Almirante critica falta de mentalidade para os temas de Defesa
Após quatro anos, o Almirante-de-Esquadra Julio Saboya de Araujo Jorge retorna ao Ministério da
Defesa, onde assumiu o cargo de Secretário de Política, Estratégia e Assuntos Internacionais no
lugar do Almirante-de-Esquadra Miguel Angelo Davena.
Ex-Diretor-Geral de Pessoal da Marinha, no Rio de Janeiro, o Almirante Saboya já ocupou o cargo
de diretor do Departamento de Política e Estratégia do MD. "Eu tive a felicidade de ver crescer o Programa Calha Norte e agora tenho a felicidade de voltar numa fase em que ele está chegando ao auge. Estamos vendo as árvores crescidas e dando frutos", declarou.

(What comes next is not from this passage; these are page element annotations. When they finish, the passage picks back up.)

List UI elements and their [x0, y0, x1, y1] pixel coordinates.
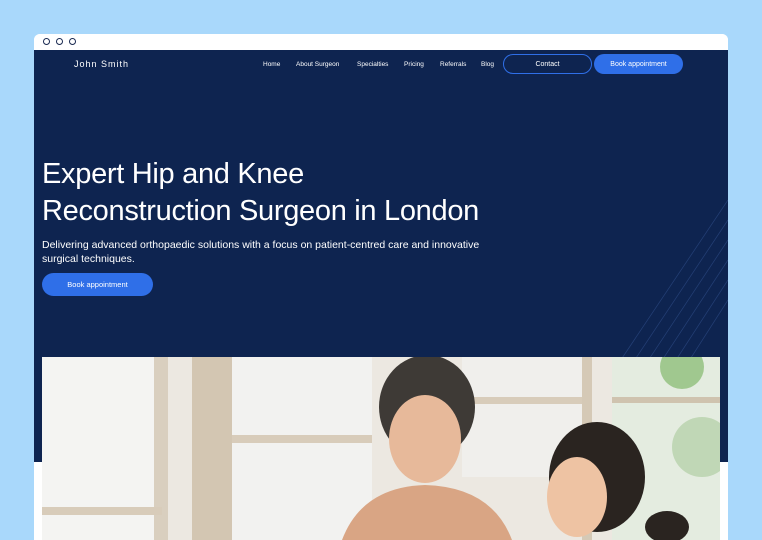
- hero-subtitle: Delivering advanced orthopaedic solution…: [42, 239, 480, 265]
- hero-title-line: Expert Hip and Knee: [42, 158, 304, 190]
- hero-photo: [42, 357, 720, 540]
- browser-window: John Smith Home About Surgeon Specialtie…: [34, 34, 728, 540]
- window-dot-icon[interactable]: [56, 38, 63, 45]
- nav-specialties[interactable]: Specialties: [357, 61, 388, 68]
- book-appointment-nav-button[interactable]: Book appointment: [594, 54, 683, 74]
- website: John Smith Home About Surgeon Specialtie…: [34, 50, 728, 540]
- book-appointment-hero-button[interactable]: Book appointment: [42, 273, 153, 296]
- hero-photo-illustration: [42, 357, 720, 540]
- nav-referrals[interactable]: Referrals: [440, 61, 466, 68]
- nav-home[interactable]: Home: [263, 61, 280, 68]
- window-titlebar: [34, 34, 728, 50]
- hero-title: Expert Hip and Knee Reconstruction Surge…: [42, 156, 562, 230]
- nav-blog[interactable]: Blog: [481, 61, 494, 68]
- nav-about-surgeon[interactable]: About Surgeon: [296, 61, 339, 68]
- contact-button[interactable]: Contact: [503, 54, 592, 74]
- site-logo[interactable]: John Smith: [74, 59, 129, 69]
- hero-title-line: Reconstruction Surgeon in London: [42, 195, 479, 227]
- window-dot-icon[interactable]: [43, 38, 50, 45]
- nav-pricing[interactable]: Pricing: [404, 61, 424, 68]
- window-dot-icon[interactable]: [69, 38, 76, 45]
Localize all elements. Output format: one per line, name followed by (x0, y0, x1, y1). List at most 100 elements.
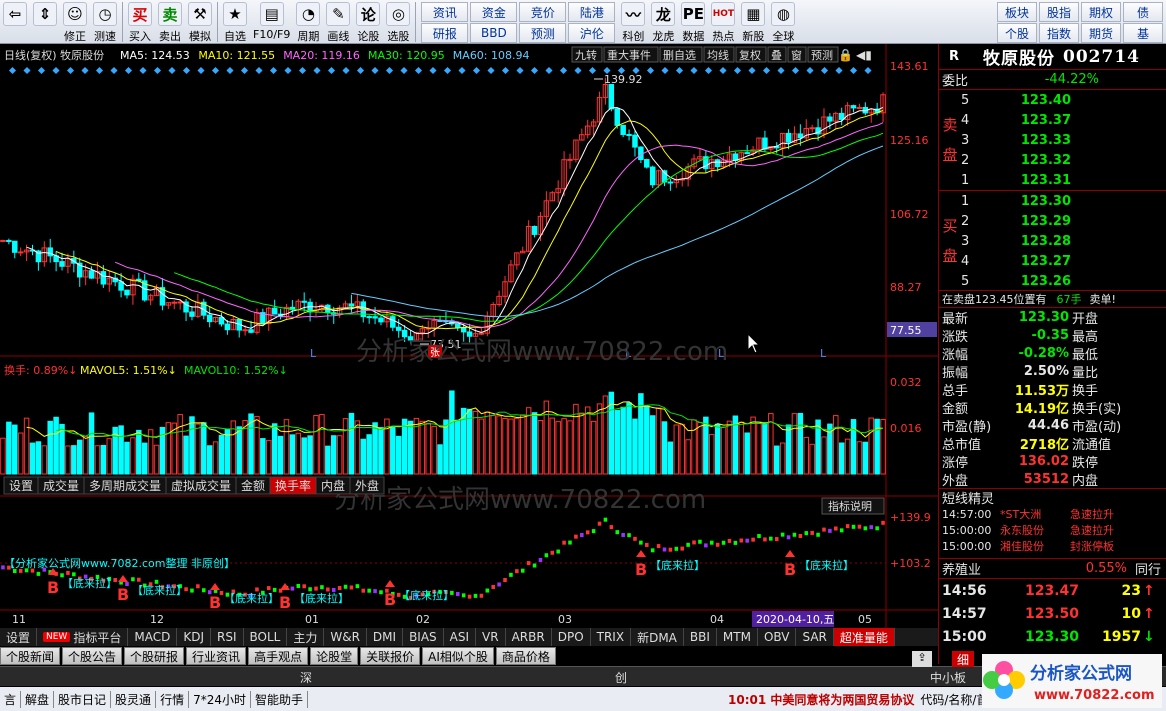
short-title-row[interactable]: 短线精灵 (939, 488, 1166, 506)
quick-btn-7[interactable]: 沪伦 (568, 23, 616, 43)
indicator-tab-10[interactable]: ASI (444, 628, 477, 646)
quick-btn-2[interactable]: 竞价 (519, 2, 567, 22)
toolbar-btn-up-down-arrow[interactable]: ⇕ (30, 0, 60, 44)
indicator-tab-18[interactable]: OBV (758, 628, 797, 646)
quick-btn-6[interactable]: 预测 (519, 23, 567, 43)
news-tab-5[interactable]: 论股堂 (310, 647, 359, 665)
status-zhongxiao[interactable]: 中小板 (930, 669, 966, 686)
vol-tab-4[interactable]: 金额 (241, 478, 265, 493)
quick-btn-4[interactable]: 研报 (421, 23, 469, 43)
sell-book-level[interactable]: 4 123.37 (939, 110, 1166, 130)
news-tab-0[interactable]: 个股新闻 (0, 647, 61, 665)
toolbar-btn-forum[interactable]: 论论股 (353, 0, 383, 44)
indicator-tab-19[interactable]: SAR (796, 628, 834, 646)
toolbar-btn-period[interactable]: ◔ 周期 (293, 0, 323, 44)
news-ticker[interactable]: 10:01 中美同意将为两国贸易协议 (728, 691, 914, 708)
status-item-3[interactable]: 股灵通 (111, 690, 157, 708)
toolbar-btn-star[interactable]: ★ 自选 (220, 0, 250, 44)
vol-tab-6[interactable]: 内盘 (321, 478, 345, 493)
market-btn-7[interactable]: 基 (1123, 23, 1163, 43)
indicator-tab-9[interactable]: BIAS (403, 628, 444, 646)
status-chuang[interactable]: 创 (615, 669, 627, 686)
header-btn-3[interactable]: 均线 (707, 48, 729, 62)
buy-book-level[interactable]: 3 123.28 (939, 231, 1166, 251)
news-tab-4[interactable]: 高手观点 (248, 647, 309, 665)
short-elf-item[interactable]: 14:57:00 *ST大洲 急速拉升 (939, 506, 1166, 522)
vol-tab-0[interactable]: 设置 (9, 479, 33, 493)
sector-more[interactable]: 同行 (1135, 559, 1161, 578)
status-item-2[interactable]: 股市日记 (54, 690, 112, 708)
status-item-0[interactable]: 言 (0, 690, 22, 708)
quick-btn-0[interactable]: 资讯 (421, 2, 469, 22)
buy-book-level[interactable]: 2 123.29 (939, 211, 1166, 231)
sell-book-level[interactable]: 1 123.31 (939, 170, 1166, 190)
indicator-tab-13[interactable]: DPO (552, 628, 591, 646)
toolbar-btn-globe[interactable]: ◍ 全球 (768, 0, 798, 44)
indicator-tab-0[interactable]: 设置 (0, 628, 38, 646)
status-item-6[interactable]: 智能助手 (251, 690, 308, 708)
vol-tab-5[interactable]: 换手率 (275, 478, 311, 493)
header-btn-5[interactable]: 叠 (771, 49, 782, 62)
indicator-tab-17[interactable]: MTM (717, 628, 758, 646)
toolbar-btn-draw-line[interactable]: ✎ 画线 (323, 0, 353, 44)
market-btn-4[interactable]: 个股 (997, 23, 1037, 43)
market-btn-0[interactable]: 板块 (997, 2, 1037, 22)
status-shen[interactable]: 深 (300, 669, 312, 686)
tab-fine[interactable]: 细 (952, 651, 974, 667)
status-item-5[interactable]: 7*24小时 (189, 690, 251, 708)
toolbar-btn-buy[interactable]: 买买入 (125, 0, 155, 44)
sell-book-level[interactable]: 5 123.40 (939, 90, 1166, 110)
indicator-tab-16[interactable]: BBI (684, 628, 717, 646)
header-btn-7[interactable]: 预测 (811, 49, 833, 62)
header-btn-2[interactable]: 删自选 (663, 49, 696, 62)
sector-row[interactable]: 养殖业 0.55% 同行 (939, 558, 1166, 578)
indicator-tab-15[interactable]: 新DMA (631, 628, 684, 646)
quick-btn-5[interactable]: BBD (470, 23, 518, 43)
toolbar-btn-sell[interactable]: 卖卖出 (155, 0, 185, 44)
indicator-tab-1[interactable]: NEW 指标平台 (37, 628, 129, 646)
news-tab-1[interactable]: 个股公告 (62, 647, 123, 665)
quick-btn-1[interactable]: 资金 (470, 2, 518, 22)
sell-book-level[interactable]: 2 123.32 (939, 150, 1166, 170)
vol-tab-3[interactable]: 虚拟成交量 (171, 478, 231, 493)
header-btn-0[interactable]: 九转 (575, 48, 597, 62)
header-btn-1[interactable]: 重大事件 (607, 48, 651, 62)
buy-book-level[interactable]: 1 123.30 (939, 191, 1166, 211)
news-tab-8[interactable]: 商品价格 (495, 647, 556, 665)
expand-up-icon[interactable]: ⇪ (912, 651, 932, 667)
toolbar-btn-f10[interactable]: ▤ F10/F9 (250, 0, 293, 44)
toolbar-btn-hot[interactable]: HOT 热点 (708, 0, 738, 44)
vol-tab-1[interactable]: 成交量 (43, 478, 79, 493)
quick-btn-3[interactable]: 陆港 (568, 2, 616, 22)
toolbar-btn-keling[interactable]: 〰科创 (618, 0, 648, 44)
short-elf-item[interactable]: 15:00:00 湘佳股份 封涨停板 (939, 538, 1166, 554)
kline-chart-svg[interactable]: 日线(复权) 牧原股份 MA5: 124.53 MA10: 121.55 MA20: … (0, 44, 938, 628)
ind-explain-btn[interactable]: 指标说明 (828, 499, 872, 513)
market-btn-2[interactable]: 期权 (1081, 2, 1121, 22)
indicator-tab-2[interactable]: MACD (128, 628, 178, 646)
short-elf-item[interactable]: 15:00:00 永东股份 急速拉升 (939, 522, 1166, 538)
indicator-tab-3[interactable]: KDJ (177, 628, 211, 646)
news-tab-3[interactable]: 行业资讯 (186, 647, 247, 665)
indicator-tab-7[interactable]: W&R (324, 628, 367, 646)
toolbar-btn-dragon[interactable]: 龙龙虎 (648, 0, 678, 44)
status-item-4[interactable]: 行情 (156, 690, 190, 708)
sell-book-level[interactable]: 3 123.33 (939, 130, 1166, 150)
buy-book-level[interactable]: 4 123.27 (939, 251, 1166, 271)
header-btn-6[interactable]: 窗 (791, 48, 802, 62)
indicator-tab-4[interactable]: RSI (211, 628, 244, 646)
toolbar-btn-hammer[interactable]: ⚒ 模拟 (185, 0, 215, 44)
status-item-1[interactable]: 解盘 (21, 690, 55, 708)
indicator-tab-11[interactable]: VR (476, 628, 506, 646)
market-btn-1[interactable]: 股指 (1039, 2, 1079, 22)
vol-tab-7[interactable]: 外盘 (355, 478, 379, 493)
market-btn-5[interactable]: 指数 (1039, 23, 1079, 43)
indicator-tab-12[interactable]: ARBR (506, 628, 552, 646)
chart-area[interactable]: 日线(复权) 牧原股份 MA5: 124.53 MA10: 121.55 MA20: … (0, 44, 938, 644)
toolbar-btn-back-arrow[interactable]: ⇦ (0, 0, 30, 44)
toolbar-btn-pe[interactable]: PE 数据 (678, 0, 708, 44)
indicator-tab-20[interactable]: 超准量能 (833, 628, 895, 646)
news-tab-7[interactable]: AI相似个股 (422, 647, 494, 665)
toolbar-btn-clock[interactable]: ◷ 测速 (90, 0, 120, 44)
vol-tab-2[interactable]: 多周期成交量 (89, 478, 161, 493)
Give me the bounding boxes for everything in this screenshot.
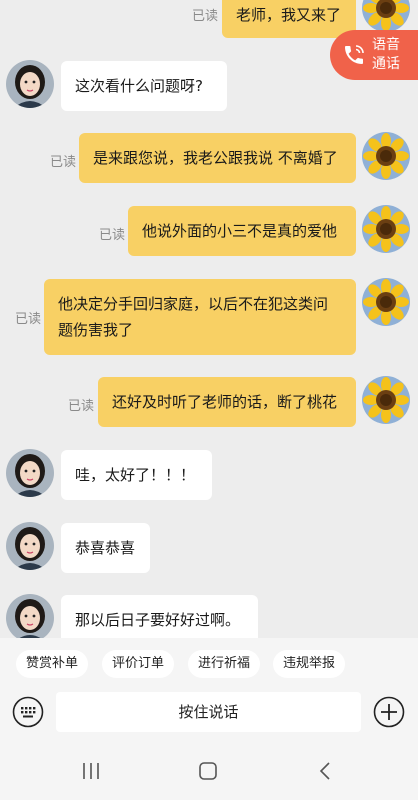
sunflower-icon xyxy=(362,132,410,180)
message-bubble-theirs[interactable]: 那以后日子要好好过啊。 xyxy=(61,595,258,638)
input-bar: 按住说话 xyxy=(0,690,418,740)
message-text-line: 题伤害我了 xyxy=(58,321,134,339)
call-label-line2: 通话 xyxy=(372,56,400,72)
message-text: 他说外面的小三不是真的爱他 xyxy=(142,222,338,240)
message-text: 这次看什么问题呀? xyxy=(75,77,203,95)
chip-report[interactable]: 违规举报 xyxy=(273,650,345,678)
sunflower-icon xyxy=(362,278,410,326)
message-bubble-theirs[interactable]: 哇，太好了！！！ xyxy=(61,450,212,500)
read-status: 已读 xyxy=(50,155,77,170)
message-text-line: 他决定分手回归家庭，以后不在犯这类问 xyxy=(58,295,329,313)
teacher-avatar-image xyxy=(6,522,54,570)
teacher-avatar[interactable] xyxy=(6,522,54,570)
message-bubble-theirs[interactable]: 恭喜恭喜 xyxy=(61,523,150,573)
sunflower-icon xyxy=(362,376,410,424)
my-avatar[interactable] xyxy=(362,132,410,180)
message-bubble-mine[interactable]: 他说外面的小三不是真的爱他 xyxy=(128,206,356,256)
hold-to-talk-button[interactable]: 按住说话 xyxy=(56,692,361,732)
keyboard-icon[interactable] xyxy=(12,696,44,728)
plus-icon[interactable] xyxy=(373,696,405,728)
message-bubble-mine[interactable]: 老师，我又来了 xyxy=(222,0,356,38)
my-avatar[interactable] xyxy=(362,0,410,32)
quick-actions-bar: 赞赏补单 评价订单 进行祈福 违规举报 xyxy=(0,638,418,690)
sunflower-icon xyxy=(362,0,410,32)
teacher-avatar[interactable] xyxy=(6,449,54,497)
my-avatar[interactable] xyxy=(362,205,410,253)
system-nav-bar xyxy=(0,740,418,800)
message-bubble-mine[interactable]: 是来跟您说，我老公跟我说 不离婚了 xyxy=(79,133,356,183)
back-icon[interactable] xyxy=(315,760,337,782)
chip-rate-order[interactable]: 评价订单 xyxy=(102,650,174,678)
message-text: 老师，我又来了 xyxy=(236,6,342,24)
read-status: 已读 xyxy=(15,312,42,327)
message-bubble-theirs[interactable]: 这次看什么问题呀? xyxy=(61,61,227,111)
message-text: 是来跟您说，我老公跟我说 不离婚了 xyxy=(93,149,338,167)
chip-tip-order[interactable]: 赞赏补单 xyxy=(16,650,88,678)
my-avatar[interactable] xyxy=(362,278,410,326)
teacher-avatar[interactable] xyxy=(6,594,54,638)
chat-area[interactable]: 已读 老师，我又来了 语音 通话 这次看什么问题呀? 已读 是来跟您说，我老公跟… xyxy=(0,0,418,638)
voice-call-button[interactable]: 语音 通话 xyxy=(330,30,418,80)
chip-pray[interactable]: 进行祈福 xyxy=(188,650,260,678)
message-text: 哇，太好了！！！ xyxy=(75,466,196,484)
read-status: 已读 xyxy=(68,399,95,414)
read-status: 已读 xyxy=(192,9,219,24)
phone-icon xyxy=(345,45,364,64)
message-bubble-mine[interactable]: 他决定分手回归家庭，以后不在犯这类问 题伤害我了 xyxy=(44,279,356,355)
message-bubble-mine[interactable]: 还好及时听了老师的话，断了桃花 xyxy=(98,377,356,427)
home-icon[interactable] xyxy=(197,760,219,782)
read-status: 已读 xyxy=(99,228,126,243)
message-text: 还好及时听了老师的话，断了桃花 xyxy=(112,393,338,411)
teacher-avatar[interactable] xyxy=(6,60,54,108)
call-label-line1: 语音 xyxy=(372,37,400,53)
my-avatar[interactable] xyxy=(362,376,410,424)
message-text: 恭喜恭喜 xyxy=(75,539,136,557)
message-text: 那以后日子要好好过啊。 xyxy=(75,611,241,629)
recent-apps-icon[interactable] xyxy=(80,760,102,782)
teacher-avatar-image xyxy=(6,594,54,638)
teacher-avatar-image xyxy=(6,60,54,108)
sunflower-icon xyxy=(362,205,410,253)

Representante do Ministro da Defesa no V Encontro Nacional de Estudos Estratégicos, o Almirante
Julio Saboya falou ao InfoRel sobre a situação da Defesa no Brasil. Acompanhe.
- Almirante, que avaliação o senhor pode fazer sobre a situação da Defesa no Brasil?
Nós estamos muito defasados, fruto das contenções orçamentárias e de vários anos seguidos
que nos colocaram, principalmente na área de Defesa no Setor Militar. Estamos defasados
tecnologicamente do status do mundo de hoje e no número de meios, bastante escassos para o
dimensionamento do nosso país.
Tanto na parte territorial, na parte marítima e inclusive na parte aeroespacial. Nós estamos muito
aquém daquilo que necessitamos. No que diz respeito à postura mais complexa, toda ela da
Defesa que é a estrutura do país como um todo, nós também paralisamos aquilo que a gente
fazia.
Várias indústrias nossas regrediram ou tiveram que fechar as portas por falta de mercado para
colocação e nos instrumentos políticos e estratégicos, documentos normativos e disseminação da mentalidade. Tudo sofreu uma paralisação. Nós não temos documentos de mais alto nível que extrapole o que Defesa significa para todos os setores do país.
Todos os ministérios têm envolvimento com Defesa. No entanto, não existe um documento que diga o que cada um deve fazer. Então o que existe na realidade é uma Política de Defesa Nacional que dá as regras gerais. Mas não existem as estratégias ministeriais. Só o ministério da
Defesa tem estratégia militar. Todos os outros não têm uma definição do que fazer em relação à
Defesa.
Então a Defesa fica muito na mão do Ministério da Defesa e dos militares, o que não é bom para
o país. O país precisa que isso seja de âmbito geral. Todo mundo tem que se preocupar com
Defesa no país.
- O senhor falou da falta mentalidade sobre Defesa. No Congresso, por exemplo, onde os
parlamentares teriam condições de mudar a situação através da votação do Orçamento?
Na realidade esta falta de mentalidade vem do berço. Então ela vem com cada cidadão. A gente
aprende alguma coisa quando entra na vida militar. Quem não está na vida militar, dificilmente ouve falar em Defesa. Ouve falar em segurança por que existe a segurança pessoal. Talvez, sequer isso. Se o mundo fosse absolutamente tranqüilo nem segurança o individuo saberia o que era.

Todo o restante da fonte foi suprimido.